Congenital: At birth, in about one-third of cases, the columnar epithelium of the endocervix extends beyond the external os. This condition persists only for a few days until the level of estrogen derived from the mother falls. Thus, the congenital ectopy heals spontaneously.

ACQUIRED:- After birth.

Hormonal: The squamocolumnar junction is not static and its movement, either inwards or outwards is dependent on estrogen. When the estrogen level is high, it moves out so that the columnar epithelium extends onto the vaginal portion of the cervix replacing the squamous epithelium. This state is observed during pregnancy and amongst ‘pill users’. The squamocolumnar junction returns back to its normal position after 3 months following delivery and little earlier following withdrawal of ‘pill’.

Infection: The role of infection as the primary cause of ectopy has been discarded. However, chronic cervicitis may be associated or else the infection may supervene on an ectopy because of the delicate columnar epithelium which is more vulnerable to trauma and infection.


SYMPTOMS: The lesion may be asymptomatic. However, the following symptoms may be present.

VAGINAL DISCHARGE: The discharge may be excessively mucoid. It may be mucopurulent, offensive and irritant in presence of infection; may be even blood-stained due to premenstrual congestion.

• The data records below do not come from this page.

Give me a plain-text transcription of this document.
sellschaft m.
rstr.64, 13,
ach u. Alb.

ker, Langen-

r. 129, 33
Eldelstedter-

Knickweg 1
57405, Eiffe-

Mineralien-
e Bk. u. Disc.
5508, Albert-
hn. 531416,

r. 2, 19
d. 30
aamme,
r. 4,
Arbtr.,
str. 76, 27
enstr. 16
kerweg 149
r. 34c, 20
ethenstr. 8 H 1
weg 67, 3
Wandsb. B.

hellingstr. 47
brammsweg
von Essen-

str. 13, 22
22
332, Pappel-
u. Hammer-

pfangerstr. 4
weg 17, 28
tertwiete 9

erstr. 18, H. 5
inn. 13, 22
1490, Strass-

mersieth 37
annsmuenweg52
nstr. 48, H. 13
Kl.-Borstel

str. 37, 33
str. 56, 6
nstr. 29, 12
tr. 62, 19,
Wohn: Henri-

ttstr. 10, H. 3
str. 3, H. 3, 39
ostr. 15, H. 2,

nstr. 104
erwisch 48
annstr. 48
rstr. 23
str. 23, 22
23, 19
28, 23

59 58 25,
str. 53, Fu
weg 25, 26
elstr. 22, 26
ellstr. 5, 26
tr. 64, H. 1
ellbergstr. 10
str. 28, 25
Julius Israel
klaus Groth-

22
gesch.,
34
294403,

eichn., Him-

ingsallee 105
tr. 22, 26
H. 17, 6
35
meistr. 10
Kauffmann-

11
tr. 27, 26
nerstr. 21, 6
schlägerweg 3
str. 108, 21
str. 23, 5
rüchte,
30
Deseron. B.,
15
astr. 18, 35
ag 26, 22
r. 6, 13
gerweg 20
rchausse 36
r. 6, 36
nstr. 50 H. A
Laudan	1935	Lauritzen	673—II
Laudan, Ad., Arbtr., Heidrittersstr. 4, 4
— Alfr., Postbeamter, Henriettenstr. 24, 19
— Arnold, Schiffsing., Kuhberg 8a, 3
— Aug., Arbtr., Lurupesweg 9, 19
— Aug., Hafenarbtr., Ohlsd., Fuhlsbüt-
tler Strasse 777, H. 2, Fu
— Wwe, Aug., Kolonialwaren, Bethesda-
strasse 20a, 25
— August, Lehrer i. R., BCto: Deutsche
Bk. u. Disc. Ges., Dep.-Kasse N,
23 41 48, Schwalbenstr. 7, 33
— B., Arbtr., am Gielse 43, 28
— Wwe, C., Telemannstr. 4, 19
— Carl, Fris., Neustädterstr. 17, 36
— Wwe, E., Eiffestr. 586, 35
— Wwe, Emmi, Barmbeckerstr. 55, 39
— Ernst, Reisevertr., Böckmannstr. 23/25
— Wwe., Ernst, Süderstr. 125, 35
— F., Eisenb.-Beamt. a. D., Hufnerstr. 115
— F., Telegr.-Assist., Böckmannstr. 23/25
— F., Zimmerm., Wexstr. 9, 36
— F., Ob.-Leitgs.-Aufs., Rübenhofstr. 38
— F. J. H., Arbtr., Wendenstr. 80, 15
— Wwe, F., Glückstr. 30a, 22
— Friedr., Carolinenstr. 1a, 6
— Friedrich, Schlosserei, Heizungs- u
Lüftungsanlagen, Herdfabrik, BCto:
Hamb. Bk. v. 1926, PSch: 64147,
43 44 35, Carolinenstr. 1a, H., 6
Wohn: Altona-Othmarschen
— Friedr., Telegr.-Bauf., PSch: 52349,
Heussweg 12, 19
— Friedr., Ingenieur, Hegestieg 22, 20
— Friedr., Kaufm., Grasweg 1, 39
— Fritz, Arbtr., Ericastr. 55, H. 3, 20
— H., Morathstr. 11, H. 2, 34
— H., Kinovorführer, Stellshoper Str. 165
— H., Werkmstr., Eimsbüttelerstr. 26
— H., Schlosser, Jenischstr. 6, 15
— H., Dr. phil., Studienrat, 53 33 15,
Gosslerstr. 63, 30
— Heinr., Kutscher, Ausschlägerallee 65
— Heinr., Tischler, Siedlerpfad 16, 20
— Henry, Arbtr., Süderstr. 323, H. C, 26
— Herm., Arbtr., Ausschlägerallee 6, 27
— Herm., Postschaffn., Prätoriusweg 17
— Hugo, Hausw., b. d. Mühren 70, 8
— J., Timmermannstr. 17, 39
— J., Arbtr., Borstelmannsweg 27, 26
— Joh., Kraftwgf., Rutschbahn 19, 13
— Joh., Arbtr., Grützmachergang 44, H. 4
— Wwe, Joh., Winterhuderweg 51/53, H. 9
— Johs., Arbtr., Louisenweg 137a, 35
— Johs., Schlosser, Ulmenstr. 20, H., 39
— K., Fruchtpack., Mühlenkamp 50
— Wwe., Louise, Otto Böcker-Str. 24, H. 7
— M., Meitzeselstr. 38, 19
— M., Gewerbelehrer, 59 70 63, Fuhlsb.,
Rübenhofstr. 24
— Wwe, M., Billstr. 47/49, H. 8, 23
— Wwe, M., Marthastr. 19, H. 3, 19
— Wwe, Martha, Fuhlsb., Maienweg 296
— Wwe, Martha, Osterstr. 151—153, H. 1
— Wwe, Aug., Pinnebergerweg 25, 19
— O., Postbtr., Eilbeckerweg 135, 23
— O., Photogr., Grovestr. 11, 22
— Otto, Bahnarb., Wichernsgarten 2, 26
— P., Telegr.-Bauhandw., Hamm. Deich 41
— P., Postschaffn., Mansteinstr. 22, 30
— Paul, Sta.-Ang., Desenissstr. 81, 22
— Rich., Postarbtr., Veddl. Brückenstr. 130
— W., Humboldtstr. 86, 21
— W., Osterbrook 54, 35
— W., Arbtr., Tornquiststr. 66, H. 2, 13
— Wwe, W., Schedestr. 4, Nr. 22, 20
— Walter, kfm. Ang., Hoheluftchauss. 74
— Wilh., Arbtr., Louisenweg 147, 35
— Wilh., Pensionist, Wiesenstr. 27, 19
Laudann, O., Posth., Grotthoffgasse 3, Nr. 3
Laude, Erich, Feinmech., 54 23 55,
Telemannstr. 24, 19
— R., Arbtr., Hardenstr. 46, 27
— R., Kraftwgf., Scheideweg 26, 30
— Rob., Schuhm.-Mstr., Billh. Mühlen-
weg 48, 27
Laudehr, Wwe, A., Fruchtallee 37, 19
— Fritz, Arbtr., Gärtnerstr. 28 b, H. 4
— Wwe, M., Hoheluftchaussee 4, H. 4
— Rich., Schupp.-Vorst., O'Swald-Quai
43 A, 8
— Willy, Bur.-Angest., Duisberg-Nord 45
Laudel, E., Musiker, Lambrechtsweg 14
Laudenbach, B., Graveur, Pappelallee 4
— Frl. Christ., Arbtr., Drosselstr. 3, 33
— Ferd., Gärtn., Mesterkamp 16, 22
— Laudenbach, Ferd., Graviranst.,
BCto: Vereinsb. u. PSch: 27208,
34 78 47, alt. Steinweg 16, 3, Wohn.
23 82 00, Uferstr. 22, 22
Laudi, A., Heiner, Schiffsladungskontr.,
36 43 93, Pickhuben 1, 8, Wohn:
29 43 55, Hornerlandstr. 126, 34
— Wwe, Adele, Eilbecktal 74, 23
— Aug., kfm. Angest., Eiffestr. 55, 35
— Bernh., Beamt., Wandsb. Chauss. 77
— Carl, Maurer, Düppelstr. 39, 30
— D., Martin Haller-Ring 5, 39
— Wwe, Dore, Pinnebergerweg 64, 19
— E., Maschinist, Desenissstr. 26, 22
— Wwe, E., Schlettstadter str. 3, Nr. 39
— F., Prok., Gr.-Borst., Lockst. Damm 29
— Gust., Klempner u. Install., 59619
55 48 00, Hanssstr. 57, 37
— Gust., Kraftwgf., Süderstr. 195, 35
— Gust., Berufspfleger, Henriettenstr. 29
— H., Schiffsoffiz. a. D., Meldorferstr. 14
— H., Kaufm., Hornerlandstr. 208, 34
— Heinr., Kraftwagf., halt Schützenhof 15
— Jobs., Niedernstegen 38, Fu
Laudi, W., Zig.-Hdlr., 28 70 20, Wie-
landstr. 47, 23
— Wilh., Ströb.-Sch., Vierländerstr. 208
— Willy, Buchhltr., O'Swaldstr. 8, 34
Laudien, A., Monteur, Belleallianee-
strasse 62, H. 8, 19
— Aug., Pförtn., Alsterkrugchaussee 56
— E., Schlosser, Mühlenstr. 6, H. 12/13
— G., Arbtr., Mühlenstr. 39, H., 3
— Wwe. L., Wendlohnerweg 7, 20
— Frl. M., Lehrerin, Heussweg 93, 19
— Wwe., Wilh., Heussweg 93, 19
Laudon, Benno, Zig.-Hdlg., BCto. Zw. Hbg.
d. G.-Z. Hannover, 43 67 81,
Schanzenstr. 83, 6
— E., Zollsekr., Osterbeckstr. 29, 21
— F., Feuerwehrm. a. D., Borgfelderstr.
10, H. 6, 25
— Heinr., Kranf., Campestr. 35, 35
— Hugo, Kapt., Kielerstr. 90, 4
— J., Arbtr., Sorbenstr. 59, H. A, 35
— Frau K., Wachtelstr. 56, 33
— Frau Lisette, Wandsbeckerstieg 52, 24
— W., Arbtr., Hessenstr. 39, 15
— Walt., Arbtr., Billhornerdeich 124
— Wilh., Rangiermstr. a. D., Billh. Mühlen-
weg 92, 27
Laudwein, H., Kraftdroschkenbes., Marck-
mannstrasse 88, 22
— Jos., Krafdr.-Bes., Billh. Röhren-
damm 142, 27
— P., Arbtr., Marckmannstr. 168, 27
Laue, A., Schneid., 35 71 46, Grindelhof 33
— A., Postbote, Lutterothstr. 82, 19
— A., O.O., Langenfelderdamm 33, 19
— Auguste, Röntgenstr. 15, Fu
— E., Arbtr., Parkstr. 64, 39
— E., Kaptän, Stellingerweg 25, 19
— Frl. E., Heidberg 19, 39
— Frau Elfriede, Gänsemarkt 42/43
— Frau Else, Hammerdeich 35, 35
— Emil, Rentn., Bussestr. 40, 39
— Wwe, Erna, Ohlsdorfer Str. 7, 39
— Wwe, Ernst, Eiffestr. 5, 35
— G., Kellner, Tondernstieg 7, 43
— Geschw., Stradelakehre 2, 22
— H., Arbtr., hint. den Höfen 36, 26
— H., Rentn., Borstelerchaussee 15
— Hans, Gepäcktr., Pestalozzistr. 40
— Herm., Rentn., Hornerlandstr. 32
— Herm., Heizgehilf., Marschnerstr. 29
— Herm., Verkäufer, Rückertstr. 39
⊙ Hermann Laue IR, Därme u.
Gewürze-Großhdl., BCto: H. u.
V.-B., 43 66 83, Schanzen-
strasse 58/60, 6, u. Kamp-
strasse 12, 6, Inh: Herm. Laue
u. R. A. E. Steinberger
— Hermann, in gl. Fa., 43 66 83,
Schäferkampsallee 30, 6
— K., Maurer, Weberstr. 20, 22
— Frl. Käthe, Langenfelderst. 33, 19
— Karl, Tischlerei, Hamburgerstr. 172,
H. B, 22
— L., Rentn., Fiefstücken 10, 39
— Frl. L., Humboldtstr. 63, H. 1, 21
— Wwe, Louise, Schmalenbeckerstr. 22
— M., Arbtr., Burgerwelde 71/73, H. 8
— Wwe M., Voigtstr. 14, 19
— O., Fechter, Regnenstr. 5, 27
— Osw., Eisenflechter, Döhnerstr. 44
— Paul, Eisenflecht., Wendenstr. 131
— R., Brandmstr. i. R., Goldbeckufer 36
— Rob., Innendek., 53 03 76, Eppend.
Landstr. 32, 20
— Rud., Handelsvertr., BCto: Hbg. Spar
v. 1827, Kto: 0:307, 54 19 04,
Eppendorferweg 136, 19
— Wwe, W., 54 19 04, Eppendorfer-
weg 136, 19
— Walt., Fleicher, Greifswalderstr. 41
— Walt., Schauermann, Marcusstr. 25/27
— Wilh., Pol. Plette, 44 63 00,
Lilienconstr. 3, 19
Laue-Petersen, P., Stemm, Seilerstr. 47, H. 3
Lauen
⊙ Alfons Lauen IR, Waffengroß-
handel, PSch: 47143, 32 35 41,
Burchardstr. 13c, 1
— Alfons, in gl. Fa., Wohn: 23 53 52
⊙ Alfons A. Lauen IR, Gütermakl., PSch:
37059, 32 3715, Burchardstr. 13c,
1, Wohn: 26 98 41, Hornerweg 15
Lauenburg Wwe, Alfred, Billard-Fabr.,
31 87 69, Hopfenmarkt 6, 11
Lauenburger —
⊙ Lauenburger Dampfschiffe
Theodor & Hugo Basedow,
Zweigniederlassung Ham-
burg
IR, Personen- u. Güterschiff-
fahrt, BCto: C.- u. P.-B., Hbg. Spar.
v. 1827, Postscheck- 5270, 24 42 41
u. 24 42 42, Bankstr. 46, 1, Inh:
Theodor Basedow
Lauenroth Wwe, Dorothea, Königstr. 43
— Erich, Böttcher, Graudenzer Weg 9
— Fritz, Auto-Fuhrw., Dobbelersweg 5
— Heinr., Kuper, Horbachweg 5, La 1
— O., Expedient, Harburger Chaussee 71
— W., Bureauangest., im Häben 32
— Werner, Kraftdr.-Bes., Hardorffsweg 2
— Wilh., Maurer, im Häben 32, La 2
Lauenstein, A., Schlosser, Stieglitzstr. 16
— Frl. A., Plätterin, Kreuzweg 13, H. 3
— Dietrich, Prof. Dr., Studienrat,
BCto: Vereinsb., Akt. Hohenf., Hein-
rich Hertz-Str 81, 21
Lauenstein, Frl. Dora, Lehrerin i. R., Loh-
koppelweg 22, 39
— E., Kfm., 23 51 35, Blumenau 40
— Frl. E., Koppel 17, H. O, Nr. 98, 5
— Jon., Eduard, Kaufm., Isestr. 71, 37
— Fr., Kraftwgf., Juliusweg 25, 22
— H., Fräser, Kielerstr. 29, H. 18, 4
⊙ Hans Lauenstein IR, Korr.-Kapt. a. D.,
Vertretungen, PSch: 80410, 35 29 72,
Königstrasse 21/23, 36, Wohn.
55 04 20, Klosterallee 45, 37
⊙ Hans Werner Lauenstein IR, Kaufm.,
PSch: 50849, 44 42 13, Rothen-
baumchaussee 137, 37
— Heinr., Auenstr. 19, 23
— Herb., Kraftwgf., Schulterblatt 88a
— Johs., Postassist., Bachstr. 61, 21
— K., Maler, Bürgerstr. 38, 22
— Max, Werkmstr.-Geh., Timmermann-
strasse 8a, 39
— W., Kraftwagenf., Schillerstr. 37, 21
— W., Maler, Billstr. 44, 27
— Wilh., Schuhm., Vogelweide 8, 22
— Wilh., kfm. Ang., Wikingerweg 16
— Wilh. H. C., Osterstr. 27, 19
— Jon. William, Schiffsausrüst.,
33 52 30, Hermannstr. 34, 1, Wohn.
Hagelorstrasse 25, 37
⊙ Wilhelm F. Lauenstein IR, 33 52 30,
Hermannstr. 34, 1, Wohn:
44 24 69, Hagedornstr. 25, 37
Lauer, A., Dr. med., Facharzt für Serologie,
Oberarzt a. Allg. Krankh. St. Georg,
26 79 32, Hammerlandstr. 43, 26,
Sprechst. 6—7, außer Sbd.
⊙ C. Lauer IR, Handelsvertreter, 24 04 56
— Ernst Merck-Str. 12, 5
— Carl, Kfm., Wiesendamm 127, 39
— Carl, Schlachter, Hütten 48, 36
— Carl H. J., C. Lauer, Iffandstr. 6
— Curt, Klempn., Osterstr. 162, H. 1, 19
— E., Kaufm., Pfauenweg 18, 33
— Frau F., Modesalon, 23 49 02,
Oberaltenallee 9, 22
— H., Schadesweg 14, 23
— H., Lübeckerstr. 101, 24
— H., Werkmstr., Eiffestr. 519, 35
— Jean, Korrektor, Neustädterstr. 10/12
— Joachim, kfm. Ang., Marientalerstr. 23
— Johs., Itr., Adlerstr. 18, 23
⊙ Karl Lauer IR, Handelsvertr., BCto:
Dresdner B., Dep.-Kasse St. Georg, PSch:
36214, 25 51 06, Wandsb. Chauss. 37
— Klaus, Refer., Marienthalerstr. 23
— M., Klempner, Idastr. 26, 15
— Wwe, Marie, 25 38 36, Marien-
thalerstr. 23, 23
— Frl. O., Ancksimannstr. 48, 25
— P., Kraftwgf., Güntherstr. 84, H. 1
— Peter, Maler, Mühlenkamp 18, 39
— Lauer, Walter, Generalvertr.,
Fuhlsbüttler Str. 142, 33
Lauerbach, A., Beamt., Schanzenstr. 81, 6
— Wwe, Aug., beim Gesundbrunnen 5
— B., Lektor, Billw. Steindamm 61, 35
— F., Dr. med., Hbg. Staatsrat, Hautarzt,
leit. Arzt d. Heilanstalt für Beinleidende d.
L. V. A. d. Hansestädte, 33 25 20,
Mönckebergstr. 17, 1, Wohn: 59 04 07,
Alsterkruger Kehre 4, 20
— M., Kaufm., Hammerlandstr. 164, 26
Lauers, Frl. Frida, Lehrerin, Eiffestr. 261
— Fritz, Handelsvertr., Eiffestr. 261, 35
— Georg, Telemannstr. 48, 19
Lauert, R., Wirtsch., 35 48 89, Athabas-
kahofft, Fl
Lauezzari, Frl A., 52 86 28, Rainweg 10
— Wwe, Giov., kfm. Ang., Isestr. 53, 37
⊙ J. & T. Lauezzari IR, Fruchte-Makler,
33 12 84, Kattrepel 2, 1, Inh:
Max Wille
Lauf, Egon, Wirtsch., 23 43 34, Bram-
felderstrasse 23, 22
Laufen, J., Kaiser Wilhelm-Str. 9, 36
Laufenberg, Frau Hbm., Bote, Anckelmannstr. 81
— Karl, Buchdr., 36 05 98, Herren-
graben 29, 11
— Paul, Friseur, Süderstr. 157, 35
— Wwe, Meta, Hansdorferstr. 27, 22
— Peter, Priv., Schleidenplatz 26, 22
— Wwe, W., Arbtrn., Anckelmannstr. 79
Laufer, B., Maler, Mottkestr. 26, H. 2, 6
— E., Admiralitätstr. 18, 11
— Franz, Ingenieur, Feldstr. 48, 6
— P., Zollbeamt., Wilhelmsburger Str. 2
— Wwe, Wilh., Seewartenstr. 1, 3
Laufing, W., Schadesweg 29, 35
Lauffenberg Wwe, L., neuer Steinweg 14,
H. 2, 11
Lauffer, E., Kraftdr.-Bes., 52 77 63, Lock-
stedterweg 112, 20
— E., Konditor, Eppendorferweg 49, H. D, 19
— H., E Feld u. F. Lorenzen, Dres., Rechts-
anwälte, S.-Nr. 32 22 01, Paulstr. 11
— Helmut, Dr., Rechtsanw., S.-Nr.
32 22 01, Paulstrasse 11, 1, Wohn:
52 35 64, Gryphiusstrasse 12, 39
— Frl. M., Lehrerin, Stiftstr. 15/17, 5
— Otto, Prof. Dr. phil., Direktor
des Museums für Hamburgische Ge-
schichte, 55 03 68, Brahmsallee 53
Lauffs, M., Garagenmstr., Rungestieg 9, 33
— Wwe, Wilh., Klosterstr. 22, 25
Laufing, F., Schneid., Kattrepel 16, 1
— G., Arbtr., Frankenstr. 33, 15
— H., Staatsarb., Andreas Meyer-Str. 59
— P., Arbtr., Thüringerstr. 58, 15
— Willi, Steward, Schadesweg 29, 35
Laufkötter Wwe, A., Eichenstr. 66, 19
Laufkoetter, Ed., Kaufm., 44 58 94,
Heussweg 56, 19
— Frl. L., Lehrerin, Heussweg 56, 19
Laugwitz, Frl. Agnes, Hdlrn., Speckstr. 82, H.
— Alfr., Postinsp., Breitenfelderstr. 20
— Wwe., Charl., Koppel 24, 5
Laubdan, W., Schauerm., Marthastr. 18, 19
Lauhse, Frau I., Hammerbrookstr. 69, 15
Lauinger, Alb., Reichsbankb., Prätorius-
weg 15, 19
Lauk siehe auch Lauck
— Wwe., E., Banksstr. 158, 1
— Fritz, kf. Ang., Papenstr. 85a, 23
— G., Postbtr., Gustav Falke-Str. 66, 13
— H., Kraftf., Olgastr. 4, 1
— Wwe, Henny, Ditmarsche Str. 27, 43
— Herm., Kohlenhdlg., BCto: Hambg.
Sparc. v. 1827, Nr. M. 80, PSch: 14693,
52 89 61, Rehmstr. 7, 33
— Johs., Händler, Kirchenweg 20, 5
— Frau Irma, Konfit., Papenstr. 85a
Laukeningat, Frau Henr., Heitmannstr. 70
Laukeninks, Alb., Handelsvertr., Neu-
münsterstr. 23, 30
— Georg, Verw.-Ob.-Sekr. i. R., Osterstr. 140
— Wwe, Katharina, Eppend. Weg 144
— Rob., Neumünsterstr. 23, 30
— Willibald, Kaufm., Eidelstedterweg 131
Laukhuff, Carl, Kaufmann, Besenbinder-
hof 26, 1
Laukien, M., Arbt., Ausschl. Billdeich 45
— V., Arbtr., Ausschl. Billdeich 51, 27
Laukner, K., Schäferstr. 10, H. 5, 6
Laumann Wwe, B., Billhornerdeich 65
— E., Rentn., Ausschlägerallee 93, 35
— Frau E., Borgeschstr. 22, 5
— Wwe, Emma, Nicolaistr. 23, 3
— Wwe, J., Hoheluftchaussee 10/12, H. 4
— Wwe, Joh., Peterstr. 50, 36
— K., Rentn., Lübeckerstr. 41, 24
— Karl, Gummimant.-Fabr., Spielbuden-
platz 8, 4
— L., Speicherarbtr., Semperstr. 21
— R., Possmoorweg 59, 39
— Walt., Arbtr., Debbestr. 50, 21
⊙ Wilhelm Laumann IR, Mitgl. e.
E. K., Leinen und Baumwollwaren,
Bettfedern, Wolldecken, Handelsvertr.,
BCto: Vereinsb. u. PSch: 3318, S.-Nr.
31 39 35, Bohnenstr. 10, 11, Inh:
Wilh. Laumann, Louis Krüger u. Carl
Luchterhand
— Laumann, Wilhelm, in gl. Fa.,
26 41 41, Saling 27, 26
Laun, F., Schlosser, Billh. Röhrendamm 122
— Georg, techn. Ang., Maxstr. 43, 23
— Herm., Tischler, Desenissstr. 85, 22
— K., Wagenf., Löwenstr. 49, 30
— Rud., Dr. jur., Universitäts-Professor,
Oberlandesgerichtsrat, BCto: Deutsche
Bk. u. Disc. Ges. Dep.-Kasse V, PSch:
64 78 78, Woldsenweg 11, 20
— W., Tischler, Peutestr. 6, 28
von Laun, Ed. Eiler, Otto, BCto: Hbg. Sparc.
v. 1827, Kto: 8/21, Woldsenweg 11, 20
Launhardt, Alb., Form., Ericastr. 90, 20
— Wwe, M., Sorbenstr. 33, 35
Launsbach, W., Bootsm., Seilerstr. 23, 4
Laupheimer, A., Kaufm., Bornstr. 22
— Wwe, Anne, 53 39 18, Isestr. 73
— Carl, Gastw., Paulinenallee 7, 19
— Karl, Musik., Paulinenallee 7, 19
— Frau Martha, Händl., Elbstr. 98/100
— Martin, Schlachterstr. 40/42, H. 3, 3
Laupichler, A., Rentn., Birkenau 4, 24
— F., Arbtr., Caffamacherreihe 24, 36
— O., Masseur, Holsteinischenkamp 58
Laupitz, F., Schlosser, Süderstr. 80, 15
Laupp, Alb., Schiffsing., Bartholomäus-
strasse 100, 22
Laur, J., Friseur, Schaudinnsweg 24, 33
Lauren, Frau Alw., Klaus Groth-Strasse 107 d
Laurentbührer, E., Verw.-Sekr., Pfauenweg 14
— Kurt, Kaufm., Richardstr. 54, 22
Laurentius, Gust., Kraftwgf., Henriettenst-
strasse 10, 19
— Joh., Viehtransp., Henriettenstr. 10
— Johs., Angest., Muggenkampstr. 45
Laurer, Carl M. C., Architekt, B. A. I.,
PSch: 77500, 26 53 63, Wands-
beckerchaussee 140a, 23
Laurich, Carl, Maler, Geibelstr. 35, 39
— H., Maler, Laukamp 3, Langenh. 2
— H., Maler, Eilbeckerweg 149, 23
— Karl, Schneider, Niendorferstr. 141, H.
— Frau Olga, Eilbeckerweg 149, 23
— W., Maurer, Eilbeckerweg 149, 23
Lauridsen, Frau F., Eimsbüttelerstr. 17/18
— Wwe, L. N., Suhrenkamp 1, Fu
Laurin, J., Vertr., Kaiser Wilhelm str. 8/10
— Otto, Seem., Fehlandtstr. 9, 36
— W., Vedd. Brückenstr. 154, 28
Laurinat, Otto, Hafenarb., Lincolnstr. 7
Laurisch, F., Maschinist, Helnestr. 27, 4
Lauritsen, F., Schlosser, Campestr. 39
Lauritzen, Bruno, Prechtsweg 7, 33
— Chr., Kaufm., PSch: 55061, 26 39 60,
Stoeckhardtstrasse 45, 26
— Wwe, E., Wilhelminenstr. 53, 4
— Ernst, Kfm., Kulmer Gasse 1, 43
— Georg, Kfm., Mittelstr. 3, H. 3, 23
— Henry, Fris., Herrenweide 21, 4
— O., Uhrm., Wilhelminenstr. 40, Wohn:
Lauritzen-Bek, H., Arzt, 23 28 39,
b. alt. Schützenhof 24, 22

Contact bleeding especially during pregnancy and ‘pill use’ either following coitus or defecation may be associated. Associated cervicitis may produce backache, pelvic pain and at times, infertility.

SIGNS: Internal examination reveals:

Per speculum: There is a bright red area surrounding and extending beyond the external os in the ectocervix. The outer edge is clearly demarcated. The lesion may be smooth or having small papillary folds. It is neither tender nor bleeds to touch. On rubbing with a gauze piece, there may be multiple oozing spots (sharp bleeding in isolated spots in carcinoma). The feel is soft and granular giving rise to a grating sensation.

Ectropion: The lips of the cervix are curled back to expose the endocervix. This may be apparent when the lips of the cervix are stretched by the bivalve speculum.

Early carcinoma: It is indurated, friable and usually ulcerated which bleeds to touch.

Primary lesion (chancre): The ulcer has a punched[1]out appearance.

Tubercular ulcer: There is indurated ulcer with caseation at the base. Biopsy confirms the diagnosis.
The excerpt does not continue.